This is the first time the African country has been listed for religious freedom violations.
Tens of thousands of Nigerians have been murdered in recent decades “simply because of their Christian faith,” said Carl Anderson, Supreme Knight of the Knights of Columbus, expressing support for the recent designation by the United States of Nigeria as a “country of particular concern.”
The designation by the U.S. State Department recognizes that Nigeria is engaging in or tolerating “systematic, ongoing, egregious violations of religious freedom.”
It’s the first time Nigeria has ever been included on the State Department list of countries of particular concern. The African nation joins other CPCs such as China, Russia, North Korea and Iran. The annual list is developed under the Religious Freedom Act of 1998.
The December 7 designation follows months of advocacy by the Knights of Columbus, which has long supported religious freedom worldwide.

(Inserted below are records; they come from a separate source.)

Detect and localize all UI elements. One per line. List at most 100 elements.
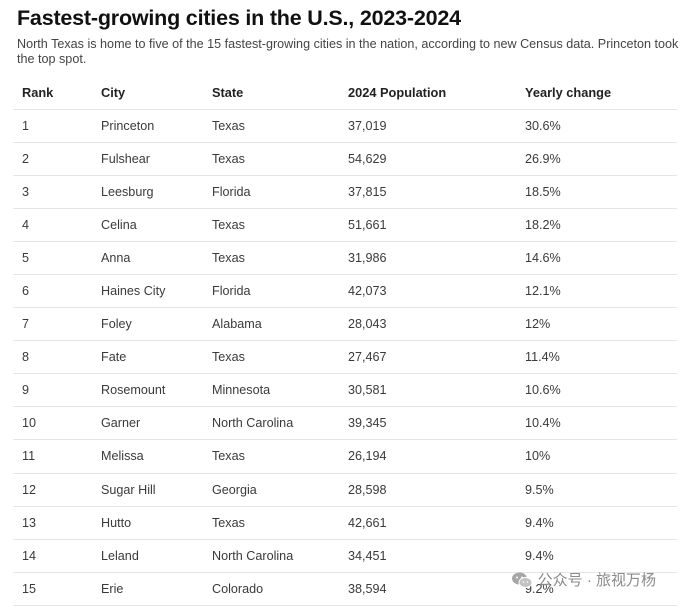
yearly-change-cell: 10% <box>525 449 551 464</box>
yearly-change-cell: 30.6% <box>525 118 561 133</box>
yearly-change-cell: 9.5% <box>525 482 554 497</box>
rank-cell: 15 <box>22 581 37 596</box>
table-row: 5 Anna Texas 31,986 14.6% <box>13 242 677 275</box>
state-cell: Texas <box>212 118 245 133</box>
city-cell: Celina <box>101 217 137 232</box>
rank-cell: 3 <box>22 184 30 199</box>
table-row: 12 Sugar Hill Georgia 28,598 9.5% <box>13 474 677 507</box>
yearly-change-cell: 9.2% <box>525 581 554 596</box>
city-cell: Leesburg <box>101 184 154 199</box>
population-cell: 34,451 <box>348 548 387 563</box>
population-cell: 38,594 <box>348 581 387 596</box>
rank-cell: 7 <box>22 317 30 332</box>
yearly-change-cell: 26.9% <box>525 151 561 166</box>
table-row: 2 Fulshear Texas 54,629 26.9% <box>13 143 677 176</box>
column-header-population: 2024 Population <box>348 85 447 100</box>
population-cell: 42,073 <box>348 283 387 298</box>
yearly-change-cell: 9.4% <box>525 515 554 530</box>
state-cell: North Carolina <box>212 548 294 563</box>
rank-cell: 13 <box>22 515 37 530</box>
watermark-text: 公众号 · 旅视万杨 <box>537 572 656 589</box>
rank-cell: 5 <box>22 250 30 265</box>
population-cell: 28,043 <box>348 317 387 332</box>
population-cell: 26,194 <box>348 449 387 464</box>
table-row: 4 Celina Texas 51,661 18.2% <box>13 209 677 242</box>
table-row: 14 Leland North Carolina 34,451 9.4% <box>13 540 677 573</box>
yearly-change-cell: 14.6% <box>525 250 561 265</box>
population-cell: 42,661 <box>348 515 387 530</box>
state-cell: Texas <box>212 250 245 265</box>
state-cell: Minnesota <box>212 383 271 398</box>
rank-cell: 11 <box>22 449 36 464</box>
population-cell: 31,986 <box>348 250 387 265</box>
city-cell: Foley <box>101 317 132 332</box>
rank-cell: 4 <box>22 217 30 232</box>
state-cell: Texas <box>212 151 245 166</box>
table-row: 3 Leesburg Florida 37,815 18.5% <box>13 176 677 209</box>
state-cell: Alabama <box>212 317 262 332</box>
yearly-change-cell: 18.2% <box>525 217 561 232</box>
state-cell: Colorado <box>212 581 264 596</box>
wechat-icon <box>511 572 533 588</box>
table-row: 6 Haines City Florida 42,073 12.1% <box>13 275 677 309</box>
state-cell: Florida <box>212 283 251 298</box>
table-row: 8 Fate Texas 27,467 11.4% <box>13 341 677 375</box>
state-cell: North Carolina <box>212 416 294 431</box>
rank-cell: 12 <box>22 482 37 497</box>
rank-cell: 1 <box>22 118 30 133</box>
yearly-change-cell: 11.4% <box>525 350 560 365</box>
state-cell: Texas <box>212 449 245 464</box>
city-cell: Anna <box>101 250 131 265</box>
population-cell: 37,019 <box>348 118 387 133</box>
city-cell: Sugar Hill <box>101 482 156 497</box>
city-cell: Haines City <box>101 283 166 298</box>
rank-cell: 8 <box>22 350 30 365</box>
city-cell: Melissa <box>101 449 144 464</box>
city-cell: Fulshear <box>101 151 150 166</box>
population-cell: 54,629 <box>348 151 387 166</box>
table-row: 9 Rosemount Minnesota 30,581 10.6% <box>13 374 677 408</box>
city-cell: Hutto <box>101 515 132 530</box>
table-row: 13 Hutto Texas 42,661 9.4% <box>13 507 677 540</box>
cities-table: Rank City State 2024 Population Yearly c… <box>13 76 677 606</box>
population-cell: 51,661 <box>348 217 387 232</box>
state-cell: Texas <box>212 217 245 232</box>
yearly-change-cell: 10.6% <box>525 383 561 398</box>
city-cell: Rosemount <box>101 383 166 398</box>
rank-cell: 2 <box>22 151 30 166</box>
column-header-city: City <box>101 85 126 100</box>
city-cell: Fate <box>101 350 127 365</box>
state-cell: Georgia <box>212 482 257 497</box>
rank-cell: 10 <box>22 416 37 431</box>
column-header-state: State <box>212 85 244 100</box>
population-cell: 30,581 <box>348 383 387 398</box>
population-cell: 37,815 <box>348 184 387 199</box>
city-cell: Erie <box>101 581 124 596</box>
chart-subtitle: North Texas is home to five of the 15 fa… <box>17 37 679 66</box>
table-row: 1 Princeton Texas 37,019 30.6% <box>13 110 677 143</box>
table-row: 7 Foley Alabama 28,043 12% <box>13 308 677 342</box>
population-cell: 28,598 <box>348 482 387 497</box>
rank-cell: 6 <box>22 283 30 298</box>
city-cell: Garner <box>101 416 141 431</box>
yearly-change-cell: 12.1% <box>525 283 561 298</box>
population-cell: 39,345 <box>348 416 387 431</box>
city-cell: Princeton <box>101 118 155 133</box>
state-cell: Texas <box>212 350 245 365</box>
yearly-change-cell: 10.4% <box>525 416 561 431</box>
state-cell: Texas <box>212 515 245 530</box>
population-cell: 27,467 <box>348 350 387 365</box>
yearly-change-cell: 12% <box>525 317 551 332</box>
chart-title: Fastest-growing cities in the U.S., 2023… <box>17 6 461 30</box>
state-cell: Florida <box>212 184 251 199</box>
watermark: 公众号 · 旅视万杨 <box>511 569 656 590</box>
rank-cell: 9 <box>22 383 30 398</box>
rank-cell: 14 <box>22 548 37 563</box>
table-row: 11 Melissa Texas 26,194 10% <box>13 440 677 474</box>
table-row: 10 Garner North Carolina 39,345 10.4% <box>13 407 677 441</box>
yearly-change-cell: 9.4% <box>525 548 554 563</box>
column-header-yearly-change: Yearly change <box>525 85 612 100</box>
yearly-change-cell: 18.5% <box>525 184 561 199</box>
city-cell: Leland <box>101 548 139 563</box>
table-row: 15 Erie Colorado 38,594 9.2% <box>13 573 677 606</box>
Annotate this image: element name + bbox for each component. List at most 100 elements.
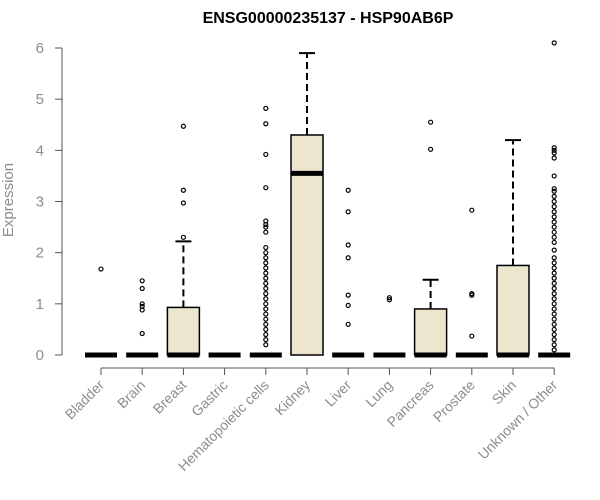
- outlier-point: [551, 331, 557, 338]
- outlier-point: [551, 40, 557, 46]
- outlier-point: [551, 219, 557, 225]
- outlier-point: [551, 311, 557, 317]
- outlier-point: [180, 123, 186, 129]
- outlier-point: [345, 187, 351, 193]
- outlier-point: [469, 207, 475, 213]
- outlier-point: [263, 151, 269, 158]
- box-series: [85, 40, 571, 358]
- outlier-point: [551, 270, 557, 276]
- outlier-point: [551, 337, 557, 343]
- outlier-point: [551, 150, 557, 156]
- box-iqr: [413, 308, 448, 356]
- x-tick-label: Lung: [362, 377, 395, 410]
- outlier-point: [139, 278, 145, 284]
- outlier-point: [263, 291, 269, 297]
- box-group: [373, 295, 406, 358]
- box-group: [413, 119, 448, 358]
- outlier-point: [263, 250, 269, 256]
- outlier-point: [263, 331, 269, 338]
- box-group: [249, 105, 282, 358]
- outlier-point: [263, 311, 269, 317]
- outlier-point: [139, 301, 145, 307]
- outlier-point: [551, 229, 557, 235]
- outlier-point: [345, 321, 351, 327]
- outlier-point: [263, 337, 269, 343]
- y-tick-label: 5: [36, 91, 44, 108]
- x-tick-label: Bladder: [62, 377, 108, 423]
- outlier-point: [551, 147, 557, 153]
- box-iqr: [166, 306, 201, 356]
- box-group: [538, 40, 571, 358]
- outlier-point: [551, 265, 557, 271]
- y-tick-label: 2: [36, 245, 44, 262]
- outlier-point: [551, 247, 557, 253]
- x-tick-label: Breast: [150, 377, 190, 417]
- y-tick-label: 3: [36, 194, 44, 211]
- outlier-point: [263, 260, 269, 266]
- outlier-point: [551, 209, 557, 215]
- outlier-point: [551, 173, 557, 179]
- outlier-point: [263, 270, 269, 276]
- outlier-point: [180, 234, 186, 240]
- x-tick-label: Brain: [114, 377, 148, 411]
- outlier-point: [551, 188, 557, 194]
- outlier-point: [263, 244, 269, 251]
- outlier-point: [180, 200, 186, 206]
- outlier-point: [139, 307, 145, 313]
- outlier-point: [551, 347, 557, 353]
- outlier-point: [345, 209, 351, 215]
- x-tick-label: Skin: [489, 377, 520, 408]
- outlier-point: [263, 121, 269, 127]
- box-group: [455, 207, 488, 358]
- outlier-point: [428, 146, 434, 152]
- outlier-point: [386, 295, 392, 301]
- outlier-point: [345, 242, 351, 248]
- x-tick-label: Kidney: [272, 377, 314, 419]
- outlier-point: [551, 296, 557, 302]
- outlier-point: [180, 187, 186, 193]
- outlier-point: [551, 342, 557, 348]
- y-axis-label: Expression: [0, 163, 17, 237]
- outlier-point: [263, 221, 269, 228]
- outlier-point: [345, 255, 351, 261]
- outlier-point: [551, 204, 557, 210]
- x-tick-label: Prostate: [430, 377, 478, 425]
- outlier-point: [428, 119, 434, 125]
- outlier-point: [263, 185, 269, 191]
- box-iqr: [290, 134, 324, 356]
- box-group: [290, 52, 324, 356]
- outlier-point: [551, 260, 557, 266]
- outlier-point: [551, 291, 557, 297]
- outlier-point: [551, 224, 557, 230]
- box-iqr: [496, 264, 530, 356]
- outlier-point: [263, 342, 269, 348]
- x-tick-label: Liver: [322, 377, 355, 410]
- outlier-point: [551, 239, 557, 246]
- outlier-point: [551, 186, 557, 192]
- y-tick-label: 0: [36, 347, 44, 364]
- outlier-point: [263, 306, 269, 312]
- box-group: [496, 139, 530, 358]
- y-axis: 0 1 2 3 4 5 6: [36, 40, 63, 364]
- outlier-point: [98, 266, 104, 272]
- outlier-point: [386, 297, 392, 303]
- outlier-point: [345, 302, 351, 308]
- outlier-point: [551, 326, 557, 333]
- box-group: [126, 278, 159, 358]
- outlier-point: [263, 265, 269, 271]
- outlier-point: [551, 145, 557, 151]
- outlier-point: [263, 275, 269, 281]
- chart-title: ENSG00000235137 - HSP90AB6P: [203, 10, 454, 27]
- outlier-point: [551, 321, 557, 327]
- box-group: [332, 187, 365, 358]
- outlier-point: [551, 275, 557, 281]
- y-tick-label: 6: [36, 40, 44, 57]
- outlier-point: [263, 280, 269, 286]
- outlier-point: [139, 330, 145, 337]
- y-tick-label: 1: [36, 296, 44, 313]
- outlier-point: [263, 229, 269, 235]
- outlier-point: [551, 301, 557, 307]
- outlier-point: [551, 316, 557, 322]
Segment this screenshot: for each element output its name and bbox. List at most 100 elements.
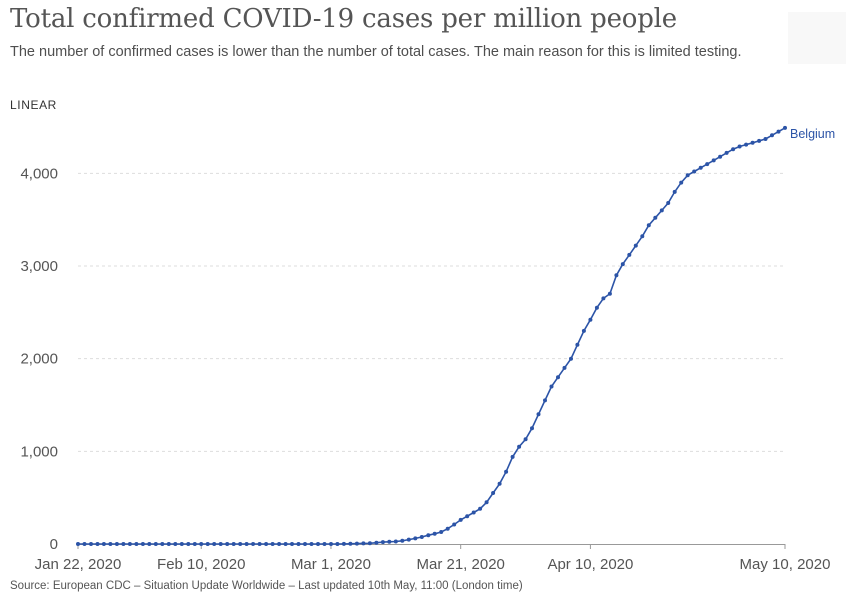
data-point [367,541,372,546]
data-point [465,514,470,519]
data-point [594,305,599,310]
data-point [257,542,262,546]
data-point [225,542,230,546]
data-point [620,262,625,267]
data-point [335,542,340,546]
linear-scale-toggle[interactable]: LINEAR [10,98,57,112]
data-point [543,398,547,403]
data-point [426,533,431,538]
data-point [238,542,243,546]
data-point [153,542,158,546]
data-point [348,541,353,546]
data-point [89,542,93,546]
data-point [147,542,152,546]
chart-title: Total confirmed COVID-19 cases per milli… [10,4,677,34]
data-point [452,522,457,527]
data-point [205,542,210,546]
chart-subtitle: The number of confirmed cases is lower t… [10,44,742,60]
data-point [406,537,411,542]
data-point [536,412,541,417]
data-point [186,542,191,546]
y-tick-label: 3,000 [20,258,58,275]
data-point [679,180,684,185]
data-point [491,491,496,495]
data-point [569,356,573,361]
data-point [192,542,197,546]
x-tick-label: Jan 22, 2020 [35,556,122,573]
line-chart: 0 1,000 2,000 3,000 4,000 Jan 22, 2020 Feb 10… [20,125,835,573]
data-point [283,542,288,546]
data-point [750,140,755,145]
data-point [640,234,645,239]
data-point [581,328,586,333]
series-line [78,127,786,545]
y-tick-label: 4,000 [20,165,58,182]
data-point [633,243,638,248]
data-point [303,542,307,546]
data-point [82,542,87,546]
data-point [309,542,314,546]
data-point [497,481,502,486]
data-point [458,517,463,522]
data-point [666,201,671,205]
data-point [173,542,178,546]
data-point [316,542,320,546]
data-point [504,469,509,474]
data-point [76,542,80,546]
x-tick-label: Mar 21, 2020 [416,556,504,573]
data-point [127,542,132,546]
data-point [445,526,450,531]
data-point [711,158,716,163]
data-point [264,542,269,546]
data-point [737,144,742,149]
y-tick-label: 1,000 [20,443,58,460]
data-point [776,129,781,134]
data-point [179,542,184,546]
data-point [380,540,385,545]
data-point [763,137,768,141]
data-point [212,542,217,546]
data-point [290,542,294,546]
data-point [692,169,697,174]
data-point [432,531,437,536]
data-point [160,542,165,546]
data-point [627,252,632,257]
x-tick-label: Mar 1, 2020 [291,556,371,573]
x-axis-tick-labels: Jan 22, 2020 Feb 10, 2020 Mar 1, 2020 Mar 2… [35,544,830,573]
data-point [705,162,710,167]
data-point [517,444,522,449]
data-point [659,208,664,213]
data-point [757,138,762,143]
data-point [374,540,379,545]
data-point [413,536,418,541]
data-point [108,542,113,546]
data-point [478,506,483,511]
data-point [672,189,677,194]
data-point [783,125,787,130]
data-point [251,542,256,546]
data-point [562,365,567,370]
data-point [361,541,366,546]
data-point [575,342,580,347]
data-point [653,215,658,220]
data-point [471,510,476,515]
logo-placeholder [788,12,846,64]
data-point [588,317,593,322]
data-point [134,542,139,546]
data-point [270,542,275,546]
data-point [199,542,204,546]
data-point [354,541,359,546]
data-point [510,454,515,459]
data-point [724,150,729,155]
data-point [166,542,171,546]
data-point [685,173,690,178]
y-tick-label: 0 [50,536,58,553]
data-point [322,542,327,546]
data-point [484,500,489,505]
data-point [770,133,774,138]
data-point [601,296,606,301]
data-point [296,542,301,546]
data-point [400,538,405,543]
data-point [341,541,346,546]
data-point [387,539,392,544]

“Nigeria’s Christians have suffered grievously at the hands of Boko Haram and other groups,” Anderson said. “Secretary of State Mike Pompeo deserves credit for shining a light on these atrocities, which verge on genocide. The Christians of Nigeria, both Catholic and Protestant, deserve attention, recognition and relief now. Nigeria’s Christians should be able to live in peace and practice their faith without fear.”
There have been widespread reports of suffering by Nigeria’s Christians at the hands of Boko Haram and Fulani herdsman. These groups routinely target Christian communities, murdering the elderly and adult men, committing atrocities against women, and kidnapping children.
The latest atrocities in Nigeria include the kidnapping on Tuesday of a Catholic priest on his way to his father’s funeral. Fr. Valentine Oluchukwu Ezeagu was on his way to his village, Igboukwu in the state of Anambra, when armed men came out of the bush, blocked the priest’s car and forced him to get into the back of the car before speeding away, according to Fides, the information service of the Pontifical Mission Societies.
In his annual report in August 2020, Anderson announced a new initiative focused on religious persecution in Nigeria to facilitate “greater attention by American diplomacy and humanitarian aid.”
Among the civil society groups providing direct input to State Department decision makers during the deliberation process for the CPC designation was the Institute for Ancient and Threatened Christianity (IATC), which was founded in early 2020 under a generous grant from the Knights of Columbus Charities. Included in the substantial body of evidence collected by IATC over the past year are several hundred video statements from the victims themselves. These statements were gathered from the full range of Christians of Northern Nigeria, both Protestant and Catholic. These statements have now created a substantive body of direct evidence regarding the atrocities committed against them and their faith.